John Podesta, Founder and Director, Center for American Progress

"It’s time to reform the process so we can keep this crucial energy source online," Clean Energy Czar John Podesta said this month. (Michael Brochstein/SOPA Images/LightRocket via Getty Images)

"Hydropower is an extremely valuable resource, certainly where it's already in the system," Steimle told Fox News Digital. "And I think it's a missing component for a lot of energy systems, especially ones that are now grappling with how they're going to think about integrating wind and solar." 

"And a big reason why hydro has been missing, or a lot of new hydro has been missing, is because the permitting timelines for it have been very long in comparison to other types of new energy projects that can be sited in a much shorter period of time," he continued.

While hydropower generated nearly 100% of renewable power nationwide for decades, it has recently been surpassed by wind power, and solar power has grown more than 420% over the last decade.


Peggy Beltrone, the public policy adviser at Idaho-based Cat Creek Energy, another clean energy developer, touted the benefits of pumped storage hydropower and criticized the permitting process. Cat Creek is developing a pumped storage project in southern Idaho which it says will have a capacity of 720 megawatts, but isn't projected to come online until 2028.

"The actual generation that comes out of a pump storage and what it does for the electrical system is very important because, as we retire fossil fuel plants, we need to have a technology that works in a similar way and brings to the grid similar services," Beltrone told Fox News Digital. 

"But there are more federal agencies that regulate hydropower licensing than nuclear power licensing," she said. "So, we're in favor of attempting to streamline."

Steve Daines

"Hydro is an affordable, reliable and clean energy source, and as energy prices remain high, we need to encourage and support new hydro projects by streamlining the permitting process," Sen.
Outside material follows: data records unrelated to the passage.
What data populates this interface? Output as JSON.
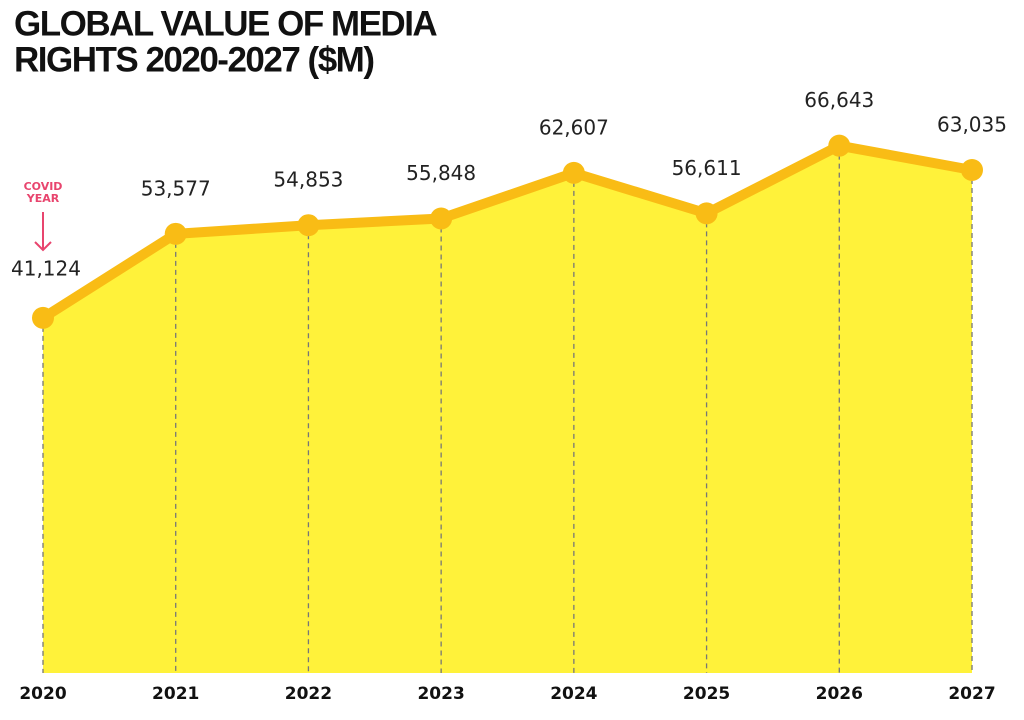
{
  "chart_data": {
    "type": "area-line",
    "title": [
      "GLOBAL VALUE OF MEDIA",
      "RIGHTS 2020-2027 ($M)"
    ],
    "x": [
      2020,
      2021,
      2022,
      2023,
      2024,
      2025,
      2026,
      2027
    ],
    "xlim": [
      2020,
      2027
    ],
    "values": [
      41124,
      53577,
      54853,
      55848,
      62607,
      56611,
      66643,
      63035
    ],
    "value_labels": [
      "41,124",
      "53,577",
      "54,853",
      "55,848",
      "62,607",
      "56,611",
      "66,643",
      "63,035"
    ],
    "ylim": [
      -11500,
      70000
    ],
    "color": "#f9bc15",
    "fill_color": "#fff23a",
    "drop_line_color": "#777777",
    "annotation": {
      "lines": [
        "COVID",
        "YEAR"
      ],
      "color": "#e8456e"
    }
  }
}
Steve Daines, R-Mont., tells Fox News Digital. (Drew Angerer/Getty Images)

The warning from hydropower developers comes amid energy permitting reform talks on Capitol Hill, which lawmakers argue is necessary to ensure companies are able to develop all forms of energy quicker and more efficiently. Senate Democrats and Republicans have recently floated competing proposals and are actively negotiating a compromise.

And the White House outlined its permitting priorities in a fact sheet this month that included streamlining hydropower. White House Clean Energy Czar John Podesta remarked that fixing the cost and delays "bogging down the licensing process for hydropower projects" was necessary to keep the energy source online.


In addition, on May 10, Sens. Steve Daines, R-Mont., and Maria Cantwell, D-Wash., introduced bipartisan legislation to expedite hydro licensing, a bill the lawmakers hope will be attached to any final energy permitting package. The NHA, Podesta and a number of other stakeholders endorsed the legislation.

"Hydro is an affordable, reliable and clean energy source, and as energy prices remain high, we need to encourage and support new hydro projects by streamlining the permitting process to take advantage of this rich resource," Daines said in a statement to Fox News Digital. 

"A balanced energy portfolio that includes hydropower is good for our communities, good for our pocketbooks and good for American energy jobs."